“Looking good should never cost you your health – or your life.” Poignant words by Fiona Parry, mother of 21-year-old British student, Eloise, who died in April after taking a popular diet pill she bought off the Internet.
Read: Global alert issued for deadly diet drug
Without telling her mother, Eloise bought pills containing DNP, a nasty little fat-burning chemical that is sold illegally and is unfit for human consumption. Bodybuilders love it, because it melts fat at an insanely daily rate (at least half a kilo a day apparently) with little or no muscle loss in users. That can sound like slimming heaven. The consequences can be hellish.
DNP is dinitrophenol, an industrial chemical used as a pesticide, and in the manufacturing of dyes and wood preservatives.
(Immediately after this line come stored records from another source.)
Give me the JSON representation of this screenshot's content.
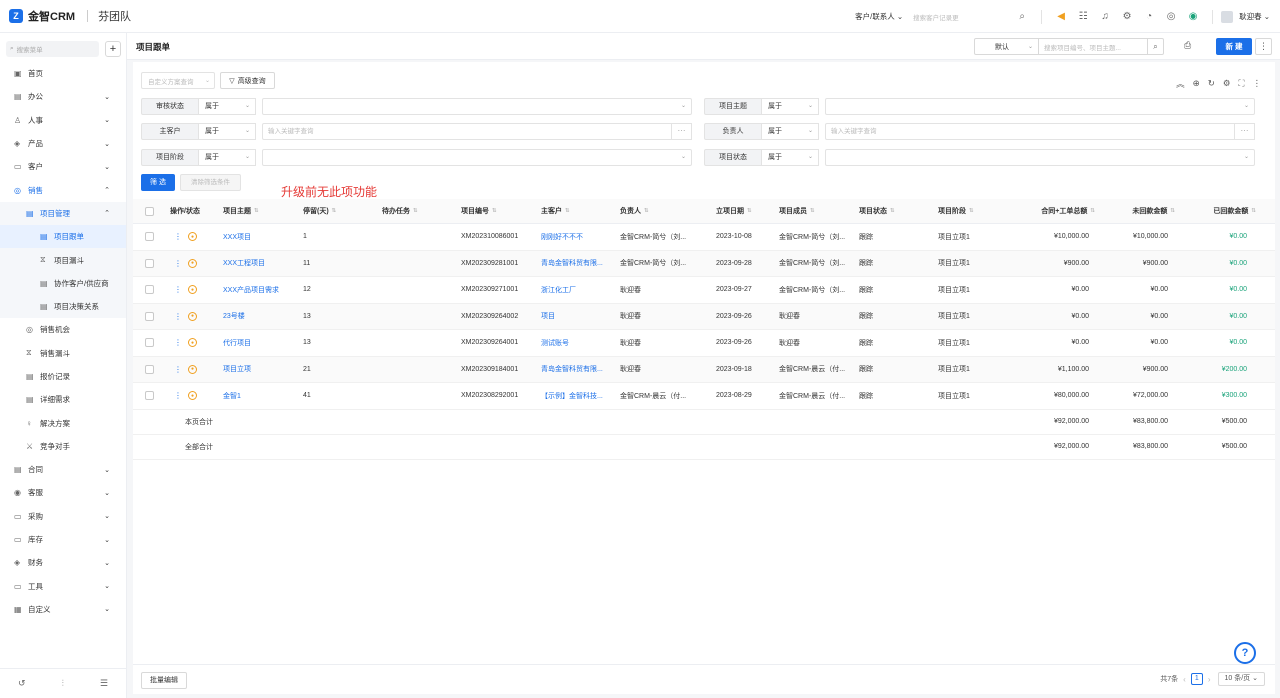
{
  "app": {
    "name": "金智CRM",
    "team": "芬团队",
    "logo_letter": "Z",
    "accent": "#1b6fe8"
  },
  "topbar": {
    "scope": "客户/联系人 ⌄",
    "search_placeholder": "搜索客户记录更",
    "user_name": "耿迎春 ⌄",
    "icons": [
      "search-icon",
      "speaker-icon",
      "contacts-icon",
      "bell-icon",
      "settings-icon",
      "clock-icon",
      "target-icon",
      "notification-badge-icon"
    ]
  },
  "sidebar": {
    "search_placeholder": "搜索菜单",
    "add": "+",
    "items": [
      {
        "label": "首页",
        "icon": "▣",
        "chev": ""
      },
      {
        "label": "办公",
        "icon": "▤",
        "chev": "⌄"
      },
      {
        "label": "人事",
        "icon": "♙",
        "chev": "⌄"
      },
      {
        "label": "产品",
        "icon": "◈",
        "chev": "⌄"
      },
      {
        "label": "客户",
        "icon": "▭",
        "chev": "⌄"
      },
      {
        "label": "销售",
        "icon": "◎",
        "chev": "⌃"
      },
      {
        "label": "项目管理",
        "icon": "▤",
        "chev": "⌃"
      },
      {
        "label": "项目跟单",
        "icon": "▤",
        "chev": ""
      },
      {
        "label": "项目漏斗",
        "icon": "⧖",
        "chev": ""
      },
      {
        "label": "协作客户/供应商",
        "icon": "▤",
        "chev": ""
      },
      {
        "label": "项目决策关系",
        "icon": "▤",
        "chev": ""
      },
      {
        "label": "销售机会",
        "icon": "◎",
        "chev": ""
      },
      {
        "label": "销售漏斗",
        "icon": "⧖",
        "chev": ""
      },
      {
        "label": "报价记录",
        "icon": "▤",
        "chev": ""
      },
      {
        "label": "详细需求",
        "icon": "▤",
        "chev": ""
      },
      {
        "label": "解决方案",
        "icon": "♀",
        "chev": ""
      },
      {
        "label": "竞争对手",
        "icon": "⚔",
        "chev": ""
      },
      {
        "label": "合同",
        "icon": "▤",
        "chev": "⌄"
      },
      {
        "label": "客服",
        "icon": "◉",
        "chev": "⌄"
      },
      {
        "label": "采购",
        "icon": "▭",
        "chev": "⌄"
      },
      {
        "label": "库存",
        "icon": "▭",
        "chev": "⌄"
      },
      {
        "label": "财务",
        "icon": "◈",
        "chev": "⌄"
      },
      {
        "label": "工具",
        "icon": "▭",
        "chev": "⌄"
      },
      {
        "label": "自定义",
        "icon": "▦",
        "chev": "⌄"
      }
    ],
    "bottom_icons": [
      "history-icon",
      "sliders-icon",
      "collapse-menu-icon"
    ]
  },
  "header": {
    "title": "项目跟单",
    "view": "默认",
    "search_placeholder": "搜索项目编号、项目主题...",
    "new_label": "新 建",
    "more": "⋮"
  },
  "filters": {
    "scheme_placeholder": "自定义方案查询",
    "advanced_label": "高级查询",
    "rows": [
      {
        "label": "审核状态",
        "op": "属于",
        "placeholder": ""
      },
      {
        "label": "项目主题",
        "op": "属于",
        "placeholder": ""
      },
      {
        "label": "主客户",
        "op": "属于",
        "placeholder": "输入关键字查询"
      },
      {
        "label": "负责人",
        "op": "属于",
        "placeholder": "输入关键字查询"
      },
      {
        "label": "项目阶段",
        "op": "属于",
        "placeholder": ""
      },
      {
        "label": "项目状态",
        "op": "属于",
        "placeholder": ""
      }
    ],
    "filter_btn": "筛 选",
    "clear_btn": "清除筛选条件",
    "annotation": "升级前无此项功能"
  },
  "table": {
    "columns": [
      "操作/状态",
      "项目主题",
      "停留(天)",
      "待办任务",
      "项目编号",
      "主客户",
      "负责人",
      "立项日期",
      "项目成员",
      "项目状态",
      "项目阶段",
      "合同+工单总额",
      "未回款金额",
      "已回款金额"
    ],
    "rows": [
      {
        "subject": "XXX项目",
        "days": "1",
        "todo": "",
        "code": "XM202310086001",
        "customer": "刚刚好不不不",
        "owner": "金智CRM-简兮（刘...",
        "date": "2023-10-08",
        "members": "金智CRM-简兮（刘...",
        "status": "跟踪",
        "stage": "项目立项1",
        "total": "¥10,000.00",
        "unpaid": "¥10,000.00",
        "paid": "¥0.00"
      },
      {
        "subject": "XXX工程项目",
        "days": "11",
        "todo": "",
        "code": "XM202309281001",
        "customer": "青岛金智科贸有限...",
        "owner": "金智CRM-简兮（刘...",
        "date": "2023-09-28",
        "members": "金智CRM-简兮（刘...",
        "status": "跟踪",
        "stage": "项目立项1",
        "total": "¥900.00",
        "unpaid": "¥900.00",
        "paid": "¥0.00"
      },
      {
        "subject": "XXX产品项目需求",
        "days": "12",
        "todo": "",
        "code": "XM202309271001",
        "customer": "浙江化工厂",
        "owner": "耿迎春",
        "date": "2023-09-27",
        "members": "金智CRM-简兮（刘...",
        "status": "跟踪",
        "stage": "项目立项1",
        "total": "¥0.00",
        "unpaid": "¥0.00",
        "paid": "¥0.00"
      },
      {
        "subject": "23号楼",
        "days": "13",
        "todo": "",
        "code": "XM202309264002",
        "customer": "项目",
        "owner": "耿迎春",
        "date": "2023-09-26",
        "members": "耿迎春",
        "status": "跟踪",
        "stage": "项目立项1",
        "total": "¥0.00",
        "unpaid": "¥0.00",
        "paid": "¥0.00"
      },
      {
        "subject": "代行项目",
        "days": "13",
        "todo": "",
        "code": "XM202309264001",
        "customer": "测试账号",
        "owner": "耿迎春",
        "date": "2023-09-26",
        "members": "耿迎春",
        "status": "跟踪",
        "stage": "项目立项1",
        "total": "¥0.00",
        "unpaid": "¥0.00",
        "paid": "¥0.00"
      },
      {
        "subject": "项目立项",
        "days": "21",
        "todo": "",
        "code": "XM202309184001",
        "customer": "青岛金智科贸有限...",
        "owner": "耿迎春",
        "date": "2023-09-18",
        "members": "金智CRM-晨云（付...",
        "status": "跟踪",
        "stage": "项目立项1",
        "total": "¥1,100.00",
        "unpaid": "¥900.00",
        "paid": "¥200.00"
      },
      {
        "subject": "金智1",
        "days": "41",
        "todo": "",
        "code": "XM202308292001",
        "customer": "【示例】金智科技...",
        "owner": "金智CRM-晨云（付...",
        "date": "2023-08-29",
        "members": "金智CRM-晨云（付...",
        "status": "跟踪",
        "stage": "项目立项1",
        "total": "¥80,000.00",
        "unpaid": "¥72,000.00",
        "paid": "¥300.00"
      }
    ],
    "summaries": [
      {
        "label": "本页合计",
        "total": "¥92,000.00",
        "unpaid": "¥83,800.00",
        "paid": "¥500.00"
      },
      {
        "label": "全部合计",
        "total": "¥92,000.00",
        "unpaid": "¥83,800.00",
        "paid": "¥500.00"
      }
    ]
  },
  "footer": {
    "batch_edit": "批量编辑",
    "total_text": "共7条",
    "page": "1",
    "page_size": "10 条/页 ⌄"
  },
  "help": "?"
}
US research at Stanford University in 1931 showed the compound’s effect on body fat loss, and it soon became a popular diet pill. It was taken off the market in 1938 because it killed many people – when it didn't make them desperately ill.
Eloise took a little more than the recommended starting dose (to me, the very idea of a 'recommended dose' of such a poisonous substance is an oxymoron on its own), but even in small doses, DNP is highly toxic. She knew all the risks, her mother says, but believed that “being slimmer was worth it”.
A BBC report explains the dangers of DNP:
Experts say that buying drugs online is “risky, as medicines may be fake, out of date or extremely harmful”. That’s putting it mildly. In Eloise’s case the drugs weren’t just harmful, they were fatal.